9. FAQ: Engineers Ask These First {#faq}
Q1. Will long episodes bloat token usage?
Top-20 episodes ≈ 1.5 k tokens, similar to raw top-20 messages. Dropping to top-10 halves tokens with negligible loss.
Q2. What about details only in raw text?
We keep raw text untouched. Future “semantic memory” module will selectively fuse entities back into episodes—planned open-source.
Q3. Images or audio?
Architecture supports DataType.MEDIA
. Pipeline: vision/audio → text summary → same episode flow.
Q4. Million-user scale?
-
Swap DuckDB → Postgres or sharded KV. -
BM25 indexes are user-sharded; horizontal scale trivial. -
Episode builders can be queued.
Q5. Why BM25 instead of embeddings?
LoCoMo is conversation-heavy; BM25 + clean narratives outperforms embeddings alone.

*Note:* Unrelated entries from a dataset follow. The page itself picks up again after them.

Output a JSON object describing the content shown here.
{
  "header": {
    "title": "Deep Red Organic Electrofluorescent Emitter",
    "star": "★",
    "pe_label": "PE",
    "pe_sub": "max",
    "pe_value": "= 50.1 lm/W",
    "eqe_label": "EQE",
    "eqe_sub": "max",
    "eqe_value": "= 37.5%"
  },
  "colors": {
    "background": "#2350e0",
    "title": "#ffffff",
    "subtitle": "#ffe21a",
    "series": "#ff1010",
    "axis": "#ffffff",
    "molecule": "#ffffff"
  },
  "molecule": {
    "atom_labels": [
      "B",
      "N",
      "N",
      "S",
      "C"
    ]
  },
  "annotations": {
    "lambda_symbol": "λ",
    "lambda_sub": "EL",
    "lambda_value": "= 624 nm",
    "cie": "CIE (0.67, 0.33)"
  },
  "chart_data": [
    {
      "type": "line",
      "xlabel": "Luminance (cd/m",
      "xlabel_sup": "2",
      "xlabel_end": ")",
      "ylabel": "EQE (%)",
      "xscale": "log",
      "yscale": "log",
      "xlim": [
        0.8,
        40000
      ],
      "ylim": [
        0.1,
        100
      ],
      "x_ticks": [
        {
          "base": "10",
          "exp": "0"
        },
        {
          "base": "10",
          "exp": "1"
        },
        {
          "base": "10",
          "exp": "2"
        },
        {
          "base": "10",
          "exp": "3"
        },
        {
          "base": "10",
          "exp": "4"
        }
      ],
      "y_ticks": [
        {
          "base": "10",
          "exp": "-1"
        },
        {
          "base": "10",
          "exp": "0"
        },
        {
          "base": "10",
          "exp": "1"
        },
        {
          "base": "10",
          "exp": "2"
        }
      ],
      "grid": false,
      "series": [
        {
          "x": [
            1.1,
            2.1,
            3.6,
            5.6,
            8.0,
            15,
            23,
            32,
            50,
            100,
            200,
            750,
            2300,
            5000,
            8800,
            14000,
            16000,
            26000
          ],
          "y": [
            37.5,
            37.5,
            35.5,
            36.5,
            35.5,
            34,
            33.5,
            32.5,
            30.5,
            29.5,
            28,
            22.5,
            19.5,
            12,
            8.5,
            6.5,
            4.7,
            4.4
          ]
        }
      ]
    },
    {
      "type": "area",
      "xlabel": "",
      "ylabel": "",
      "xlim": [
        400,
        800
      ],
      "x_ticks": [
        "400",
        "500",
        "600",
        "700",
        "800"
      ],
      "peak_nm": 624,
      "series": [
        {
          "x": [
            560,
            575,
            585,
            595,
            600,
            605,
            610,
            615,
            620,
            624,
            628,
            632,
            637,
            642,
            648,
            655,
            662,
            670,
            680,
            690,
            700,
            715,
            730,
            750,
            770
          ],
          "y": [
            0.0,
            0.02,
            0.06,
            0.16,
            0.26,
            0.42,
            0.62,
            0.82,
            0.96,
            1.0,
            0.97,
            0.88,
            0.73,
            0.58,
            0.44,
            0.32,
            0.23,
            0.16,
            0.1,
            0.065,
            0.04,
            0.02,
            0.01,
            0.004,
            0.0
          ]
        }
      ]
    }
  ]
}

Hybrid mode is one line away.
10. Roadmap {#roadmap}
Milestone | ETA | What You’ll See |
---|---|---|
Semantic Memory Plug-in | Q3 2024 | Inject names, dates, locations lost during summarization |
Episode Clustering | Q4 2024 | Auto-merge similar episodes into long-term themes |
Multi-modal | 2025 | Images, audio, sensor streams as first-class episodes |
Federated Storage | TBD | Client-side encrypted indexes, server only holds pointers |
Closing Thought
Nemori doesn’t try to remember everything.
It remembers what matters, the way humans do—events, not messages.
Clone it, plug it in, and give your AI the gift of a past.